Meghann Meeusen teaches children’s and adolescent literature at Western Michigan University, where she serves as the Director of Graduate Studies in English and liaison to the College of Education and Human Development.  She regularly teaches both children’s and adolescent literature, as well as occasional film courses, but her favorite classes are focused on diverse texts and questions of representation, such as ENGL 4840 Culture in Children’s Literature and ENGL 5830 Multicultural Adolescent Literature.

Meghann has recently published Children’s Books on the Big Screen with the University Press of Mississippi (2020), a study that posits an overarching theory of adaptation for children’s and young adult fiction.  Children’s Books on the Big Screen offers a new way of thinking about the practice of film adaptation by exploring a pattern:  consistently, binaries present in the source text are polarized in the adaptation, so that key concepts exist in more stark contrast and striking opposition.  The text explores this trend, focusing specifically on causes that contribute to this polarization as well the ideological results and ramifications of a widening of the divide between concepts such as adult/child, male/female, and self/other.

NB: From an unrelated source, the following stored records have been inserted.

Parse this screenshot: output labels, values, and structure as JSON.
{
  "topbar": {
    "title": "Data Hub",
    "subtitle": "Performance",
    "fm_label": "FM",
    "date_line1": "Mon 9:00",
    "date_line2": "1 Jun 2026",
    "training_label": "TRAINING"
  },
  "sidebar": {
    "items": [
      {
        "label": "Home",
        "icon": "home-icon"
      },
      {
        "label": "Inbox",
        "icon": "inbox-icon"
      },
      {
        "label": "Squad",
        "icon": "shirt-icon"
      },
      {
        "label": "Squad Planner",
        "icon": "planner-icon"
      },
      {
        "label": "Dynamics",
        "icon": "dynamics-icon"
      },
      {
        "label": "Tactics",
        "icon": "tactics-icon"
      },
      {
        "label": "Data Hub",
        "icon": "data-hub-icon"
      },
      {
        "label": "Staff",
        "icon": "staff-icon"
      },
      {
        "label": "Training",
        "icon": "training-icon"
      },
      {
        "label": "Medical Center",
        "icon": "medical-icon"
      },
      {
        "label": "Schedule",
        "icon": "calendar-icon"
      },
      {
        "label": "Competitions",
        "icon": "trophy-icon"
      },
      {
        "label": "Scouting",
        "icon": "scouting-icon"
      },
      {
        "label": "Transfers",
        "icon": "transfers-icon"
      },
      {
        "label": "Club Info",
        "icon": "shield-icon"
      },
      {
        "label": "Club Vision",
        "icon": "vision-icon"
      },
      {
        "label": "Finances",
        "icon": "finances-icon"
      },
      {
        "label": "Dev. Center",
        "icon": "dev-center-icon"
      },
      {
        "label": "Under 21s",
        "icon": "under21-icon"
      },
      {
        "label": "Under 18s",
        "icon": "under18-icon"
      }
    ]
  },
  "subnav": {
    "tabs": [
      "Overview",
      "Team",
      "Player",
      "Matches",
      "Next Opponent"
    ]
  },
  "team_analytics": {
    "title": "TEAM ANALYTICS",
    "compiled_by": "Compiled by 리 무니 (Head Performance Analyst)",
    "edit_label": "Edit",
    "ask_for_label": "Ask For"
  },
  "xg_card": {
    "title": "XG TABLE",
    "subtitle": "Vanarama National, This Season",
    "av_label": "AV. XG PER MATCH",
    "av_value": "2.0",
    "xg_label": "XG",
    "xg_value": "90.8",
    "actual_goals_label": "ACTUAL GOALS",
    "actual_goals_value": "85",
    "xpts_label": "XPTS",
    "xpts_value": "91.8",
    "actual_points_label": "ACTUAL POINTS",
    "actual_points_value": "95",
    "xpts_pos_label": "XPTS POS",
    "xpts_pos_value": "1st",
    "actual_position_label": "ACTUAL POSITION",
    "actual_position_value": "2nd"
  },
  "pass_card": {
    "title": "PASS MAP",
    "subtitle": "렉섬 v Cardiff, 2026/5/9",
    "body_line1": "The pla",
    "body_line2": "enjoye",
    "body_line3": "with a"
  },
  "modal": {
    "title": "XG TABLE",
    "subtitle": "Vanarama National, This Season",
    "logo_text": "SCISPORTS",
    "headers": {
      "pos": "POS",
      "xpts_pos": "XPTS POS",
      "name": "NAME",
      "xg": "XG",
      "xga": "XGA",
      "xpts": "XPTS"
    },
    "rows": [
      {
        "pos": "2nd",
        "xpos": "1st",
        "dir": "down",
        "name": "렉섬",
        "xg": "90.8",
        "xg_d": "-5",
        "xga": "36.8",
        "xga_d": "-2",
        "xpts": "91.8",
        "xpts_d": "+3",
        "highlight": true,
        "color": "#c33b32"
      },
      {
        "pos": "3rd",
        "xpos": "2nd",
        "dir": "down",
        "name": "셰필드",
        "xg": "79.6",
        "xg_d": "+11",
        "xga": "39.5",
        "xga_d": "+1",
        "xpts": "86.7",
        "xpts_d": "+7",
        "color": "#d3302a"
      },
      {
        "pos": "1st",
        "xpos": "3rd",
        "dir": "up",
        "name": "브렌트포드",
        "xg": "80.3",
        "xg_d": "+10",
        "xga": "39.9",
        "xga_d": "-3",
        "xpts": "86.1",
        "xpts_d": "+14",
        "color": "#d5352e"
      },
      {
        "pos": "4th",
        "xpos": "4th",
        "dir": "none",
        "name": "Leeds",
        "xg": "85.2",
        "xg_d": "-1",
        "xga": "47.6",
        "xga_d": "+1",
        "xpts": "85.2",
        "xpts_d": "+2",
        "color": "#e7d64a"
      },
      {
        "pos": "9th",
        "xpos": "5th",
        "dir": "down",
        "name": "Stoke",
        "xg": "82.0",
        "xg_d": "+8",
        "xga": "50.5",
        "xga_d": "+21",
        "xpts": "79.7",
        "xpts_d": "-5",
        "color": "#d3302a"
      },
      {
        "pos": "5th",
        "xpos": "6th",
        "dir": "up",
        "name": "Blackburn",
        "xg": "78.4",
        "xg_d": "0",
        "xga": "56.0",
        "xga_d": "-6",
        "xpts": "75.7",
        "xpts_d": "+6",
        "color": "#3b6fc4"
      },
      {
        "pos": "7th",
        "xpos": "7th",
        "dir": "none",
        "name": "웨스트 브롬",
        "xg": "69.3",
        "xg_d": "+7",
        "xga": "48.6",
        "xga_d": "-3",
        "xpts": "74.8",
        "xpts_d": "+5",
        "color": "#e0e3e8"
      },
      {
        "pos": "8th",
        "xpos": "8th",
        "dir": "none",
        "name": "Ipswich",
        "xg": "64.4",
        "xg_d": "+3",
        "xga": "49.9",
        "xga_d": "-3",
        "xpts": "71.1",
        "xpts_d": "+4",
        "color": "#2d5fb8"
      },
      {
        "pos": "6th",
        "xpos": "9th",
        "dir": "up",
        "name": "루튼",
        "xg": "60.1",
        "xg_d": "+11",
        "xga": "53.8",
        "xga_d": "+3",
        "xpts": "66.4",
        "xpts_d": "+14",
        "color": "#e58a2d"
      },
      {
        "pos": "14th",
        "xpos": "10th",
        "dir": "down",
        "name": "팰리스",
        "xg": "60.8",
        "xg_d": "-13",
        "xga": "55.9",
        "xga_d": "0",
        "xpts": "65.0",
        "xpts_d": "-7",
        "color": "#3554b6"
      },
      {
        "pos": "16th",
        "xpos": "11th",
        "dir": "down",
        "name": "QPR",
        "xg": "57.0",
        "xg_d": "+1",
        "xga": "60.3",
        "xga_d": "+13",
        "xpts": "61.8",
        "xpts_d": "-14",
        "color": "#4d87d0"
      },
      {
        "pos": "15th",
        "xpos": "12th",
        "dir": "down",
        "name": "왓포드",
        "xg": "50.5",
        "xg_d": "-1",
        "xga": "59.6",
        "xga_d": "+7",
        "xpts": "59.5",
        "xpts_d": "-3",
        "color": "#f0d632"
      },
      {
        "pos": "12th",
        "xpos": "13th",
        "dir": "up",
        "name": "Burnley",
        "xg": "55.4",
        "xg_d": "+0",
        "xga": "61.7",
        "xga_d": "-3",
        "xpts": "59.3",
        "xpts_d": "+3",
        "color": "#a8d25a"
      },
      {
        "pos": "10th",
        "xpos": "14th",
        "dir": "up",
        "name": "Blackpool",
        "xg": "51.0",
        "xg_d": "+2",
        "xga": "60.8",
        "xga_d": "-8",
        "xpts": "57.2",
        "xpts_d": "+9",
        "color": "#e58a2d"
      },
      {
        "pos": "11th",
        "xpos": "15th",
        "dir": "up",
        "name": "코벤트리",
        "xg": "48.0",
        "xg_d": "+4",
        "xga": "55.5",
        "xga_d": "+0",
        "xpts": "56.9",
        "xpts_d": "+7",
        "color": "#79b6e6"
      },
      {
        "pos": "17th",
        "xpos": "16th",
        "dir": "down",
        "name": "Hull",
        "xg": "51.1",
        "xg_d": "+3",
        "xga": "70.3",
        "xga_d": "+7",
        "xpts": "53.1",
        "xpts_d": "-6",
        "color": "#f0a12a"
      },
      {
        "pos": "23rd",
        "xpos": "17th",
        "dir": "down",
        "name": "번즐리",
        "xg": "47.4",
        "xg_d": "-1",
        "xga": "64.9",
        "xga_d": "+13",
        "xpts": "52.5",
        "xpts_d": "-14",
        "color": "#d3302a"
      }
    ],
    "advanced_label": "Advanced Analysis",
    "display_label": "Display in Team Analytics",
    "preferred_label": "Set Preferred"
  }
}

Before joining WMU’s English faculty, Meghann earned her PhD from Illinois State University.  She has broader research interests in children’s visual culture, representation in YA fantasy, and pedagogies that highlight social justice.  In addition to her manuscript, Meghann has recently published on differences between graphic novel and movie adaptations of Coraline and City of Ember, pedagogical approaches to The Hunger Games, contemporary movie versions of The Wizard of Oz, and the ways adults are uniquely portrayed in picturebooks made into movies such as The Lorax and Jumanji.  Her current research project focuses on approaches to teaching children’s media, with an emphasis on student-centered and collaborative pedagogies that involve students and faculty building knowledge together as a community. This multi-faceted project considers how teachers can use children’s and YA texts to develop anti-racist and anti-biased pedagogies that highlight diversity, equity, and inclusion.